Longing, Plantinga continues, is important because it is an essential part of hope—which he defines (drawing on Lewis B. Smedes) as part imagination, part faith, and part desire. In my case, I can clearly imagine what I long for. I definitely desire it. But it seems to me that it is the element of faith that turns longing into hope. Without belief that the thing longed for will one day become reality, longing is empty, bitter, and fruitless. Though it is impossible to step into the past and relive one’s memories, I do believe that someday I will get to spend time with my friends again. Thus, I not only long to be back with them, but I have hope that I will.

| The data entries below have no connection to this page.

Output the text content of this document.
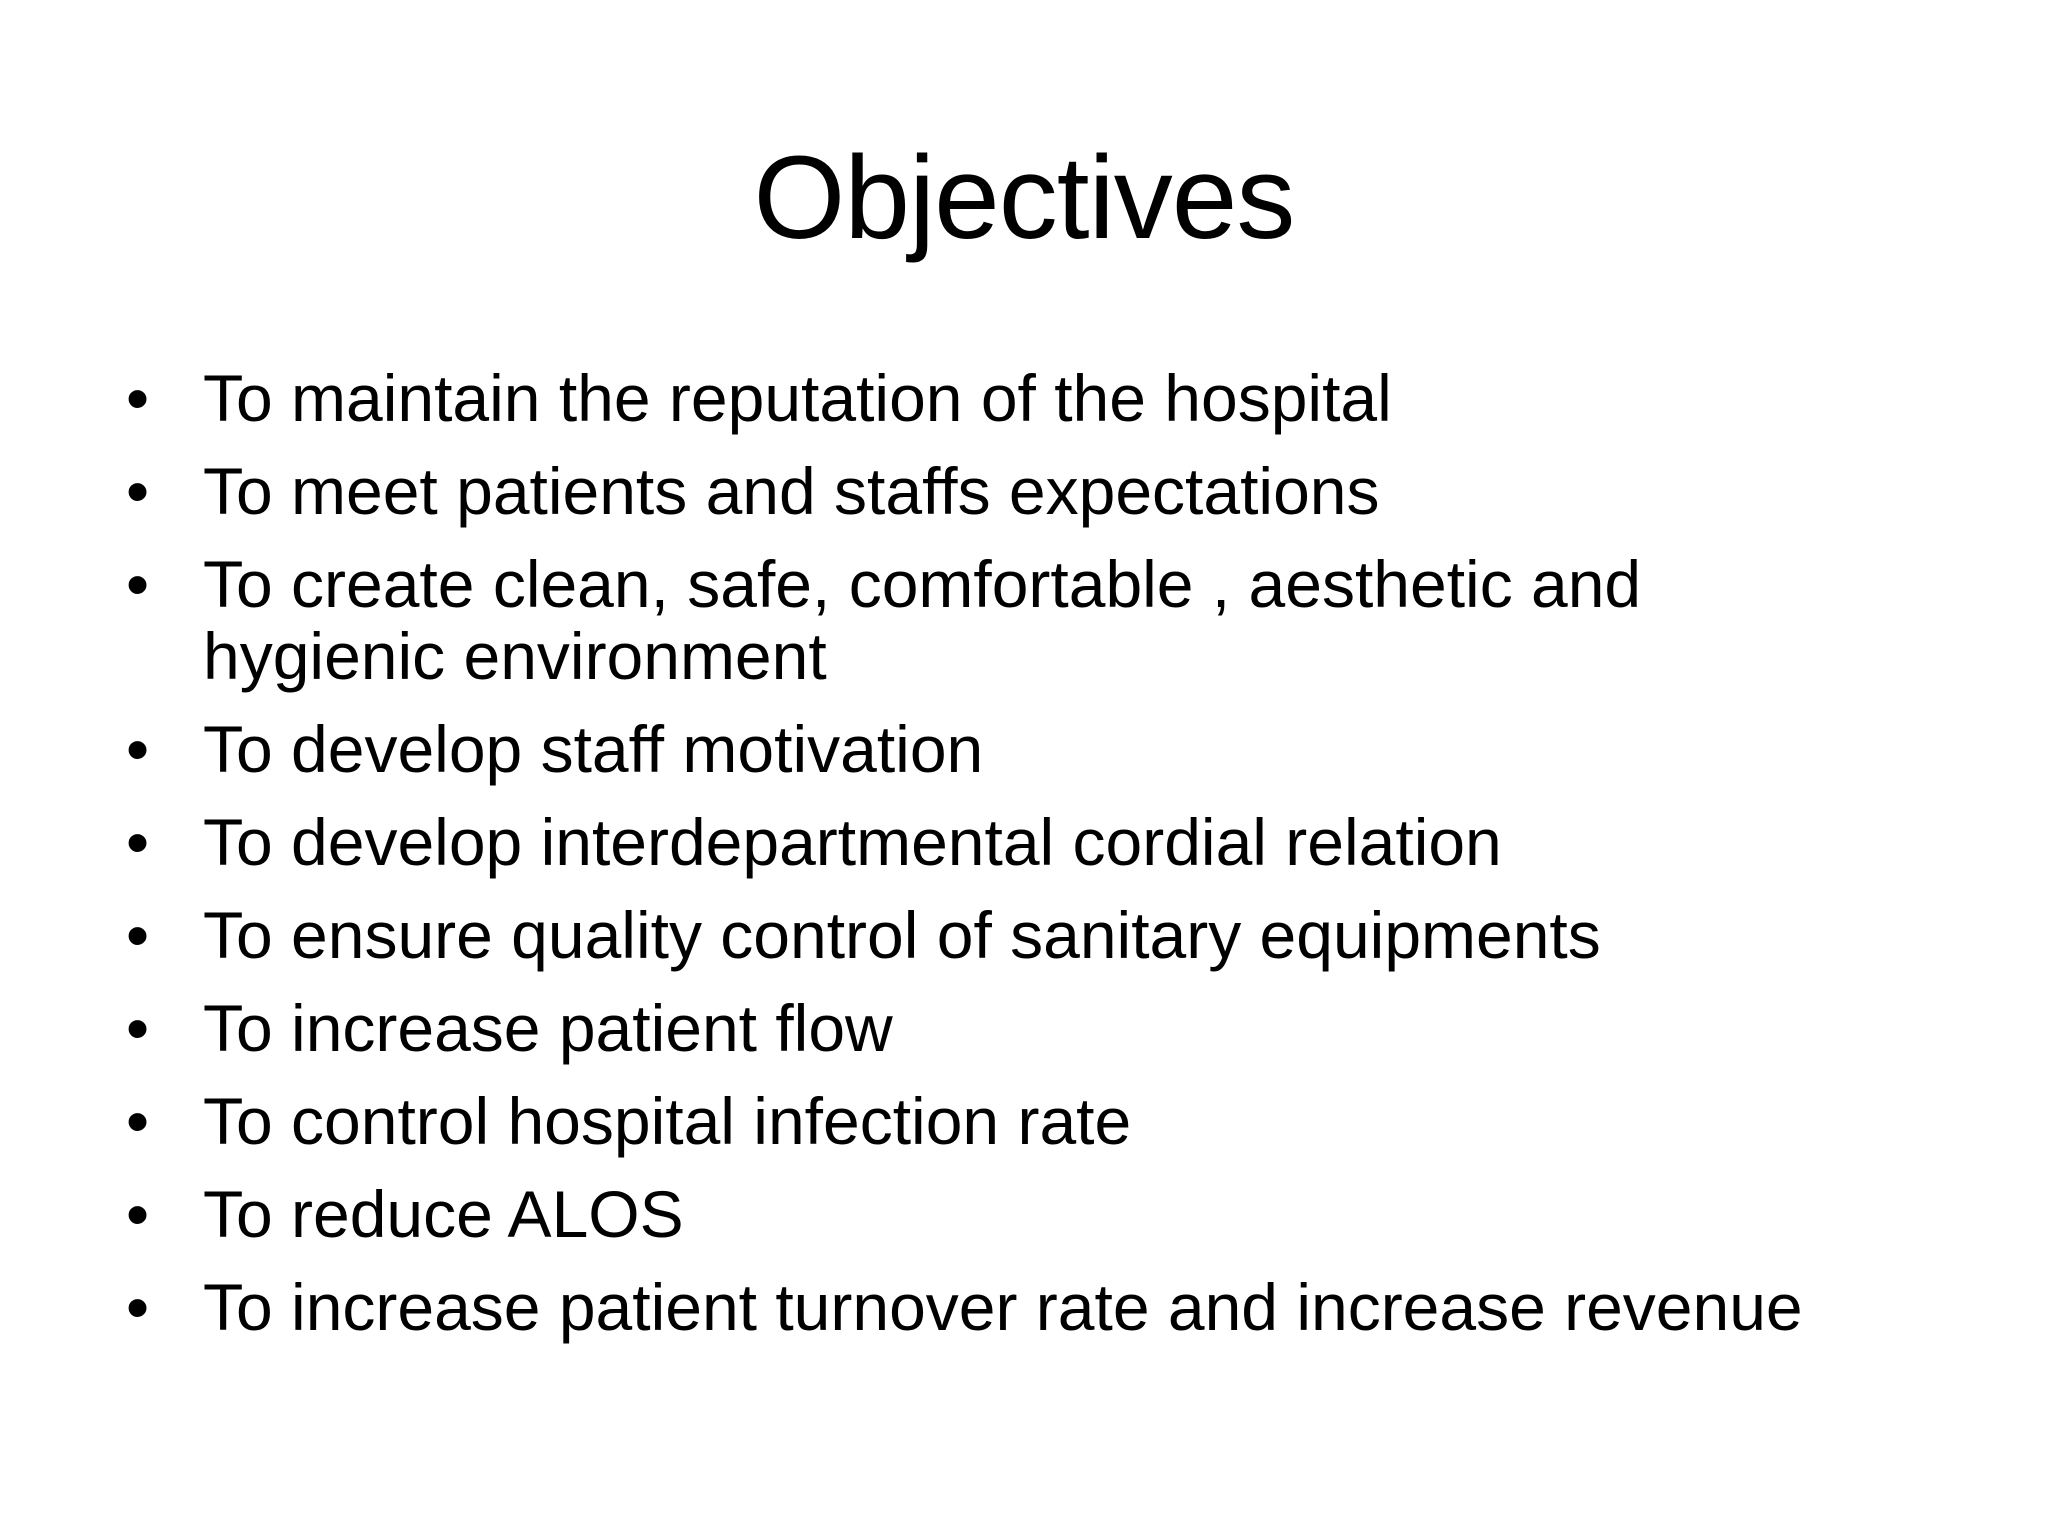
Objectives
• To maintain the reputation of the hospital
• To meet patients and staffs expectations
• To create clean, safe, comfortable , aesthetic and hygienic environment
• To develop staff motivation
• To develop interdepartmental cordial relation
• To ensure quality control of sanitary equipments
• To increase patient flow
• To control hospital infection rate
• To reduce ALOS
• To increase patient turnover rate and increase revenue
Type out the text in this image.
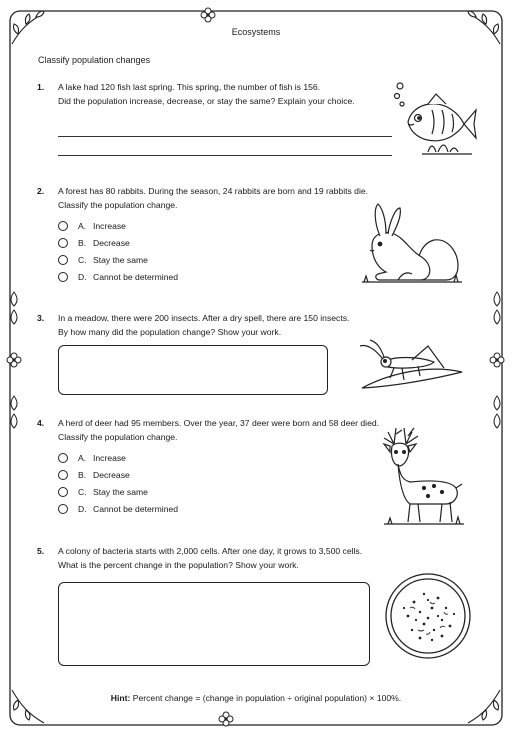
Ecosystems
Classify population changes
1. A lake had 120 fish last spring. This spring, the number of fish is 156.
Did the population increase, decrease, or stay the same? Explain your choice.
2. A forest has 80 rabbits. During the season, 24 rabbits are born and 19 rabbits die.
Classify the population change.
A. Increase
B. Decrease
C. Stay the same
D. Cannot be determined
3. In a meadow, there were 200 insects. After a dry spell, there are 150 insects.
By how many did the population change? Show your work.
4. A herd of deer had 95 members. Over the year, 37 deer were born and 58 deer died.
Classify the population change.
A. Increase
B. Decrease
C. Stay the same
D. Cannot be determined
5. A colony of bacteria starts with 2,000 cells. After one day, it grows to 3,500 cells.
What is the percent change in the population? Show your work.
Hint: Percent change = (change in population ÷ original population) × 100%.
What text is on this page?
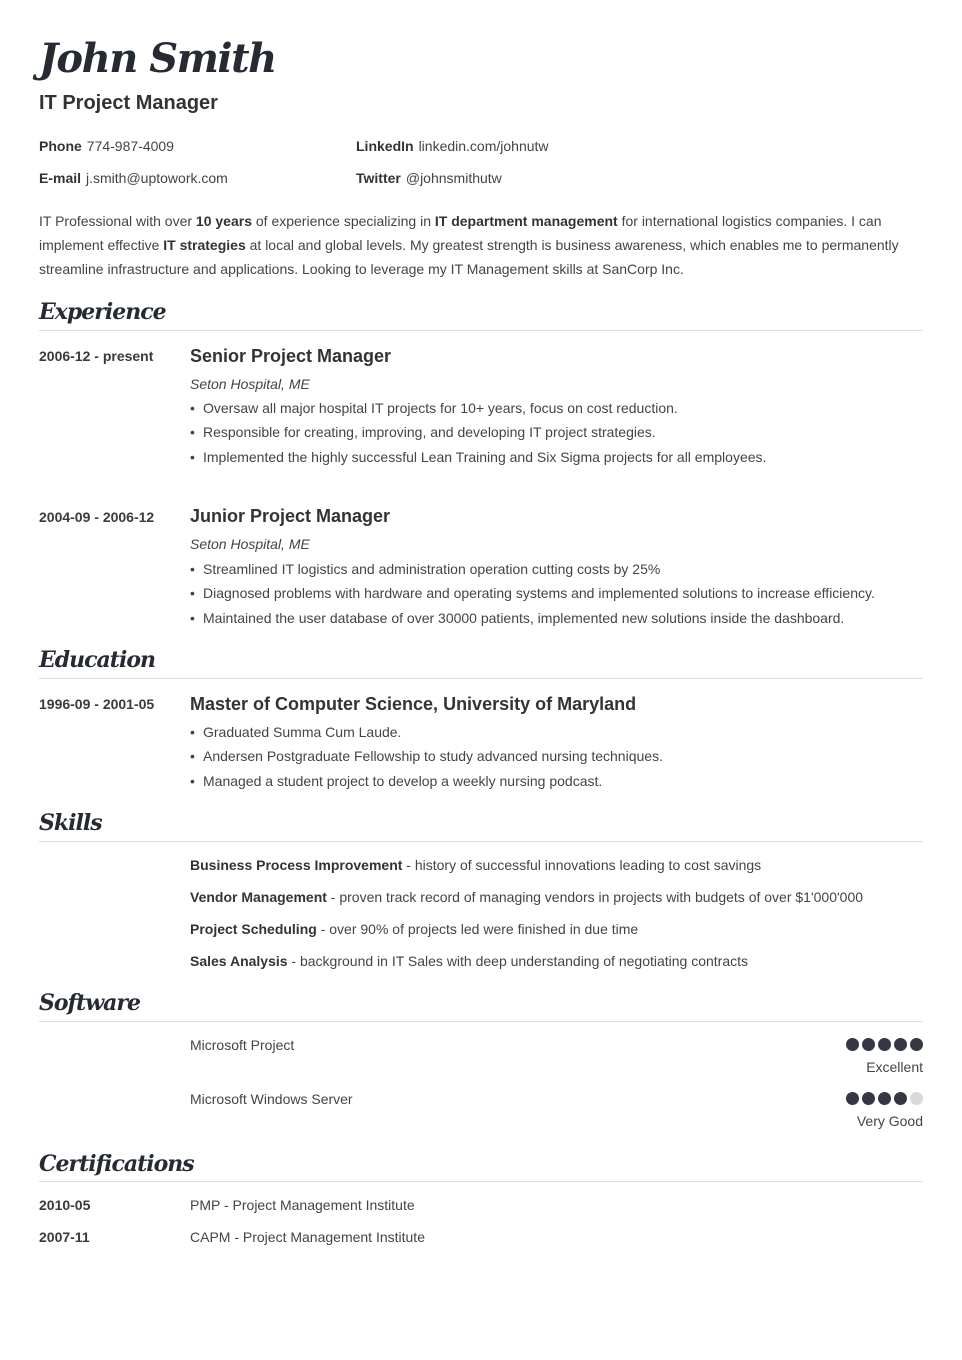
John Smith
IT Project Manager
Phone 774-987-4009
E-mail j.smith@uptowork.com
LinkedIn linkedin.com/johnutw
Twitter @johnsmithutw
IT Professional with over 10 years of experience specializing in IT department management for international logistics companies. I can implement effective IT strategies at local and global levels. My greatest strength is business awareness, which enables me to permanently streamline infrastructure and applications. Looking to leverage my IT Management skills at SanCorp Inc.
Experience
2006-12 - present Senior Project Manager
Seton Hospital, ME
• Oversaw all major hospital IT projects for 10+ years, focus on cost reduction.
• Responsible for creating, improving, and developing IT project strategies.
• Implemented the highly successful Lean Training and Six Sigma projects for all employees.
2004-09 - 2006-12 Junior Project Manager
Seton Hospital, ME
• Streamlined IT logistics and administration operation cutting costs by 25%
• Diagnosed problems with hardware and operating systems and implemented solutions to increase efficiency.
• Maintained the user database of over 30000 patients, implemented new solutions inside the dashboard.
Education
1996-09 - 2001-05 Master of Computer Science, University of Maryland
• Graduated Summa Cum Laude.
• Andersen Postgraduate Fellowship to study advanced nursing techniques.
• Managed a student project to develop a weekly nursing podcast.
Skills
Business Process Improvement - history of successful innovations leading to cost savings
Vendor Management - proven track record of managing vendors in projects with budgets of over $1'000'000
Project Scheduling - over 90% of projects led were finished in due time
Sales Analysis - background in IT Sales with deep understanding of negotiating contracts
Software
Microsoft Project
Excellent
Microsoft Windows Server
Very Good
Certifications
2010-05	PMP - Project Management Institute
2007-11	CAPM - Project Management Institute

Finally, Plantinga (paraphrasing Nicholas Wolterstorff) touches on the idea of shalom—“universal flourishing, wholeness, and delight—a rich state of affairs in which natural needs are satisfied and natural gifts fruitfully employed, all under the arch of God’s love.” In other words, he continues, “shalom…is the way things are supposed to be.” As Christians, we have hope that all our longings will one day be satisfied. And, I believe, our longings now point to and grow out of our hope for shalom. During Prelude this fall, I read an article by Wolterstorff on the idea of shalom. (I searched for it, but wasn’t able to find it on the internet—if I ever do I’ll post a link to it.) Roughly, he described shalom as perfectly right relationship with God, with others, with one’s self, and with nature. I couldn’t help but tear up as I read his words, because I had gotten just the tiniest taste of that coming joy at moot. Never before or since have I felt so humble before God, so comfortable with others and with my surroundings, and so content to be myself. I long to feel that again—in this life, with my friends. But I know that I do so because, ultimately, I long to experience true shalom in the new earth.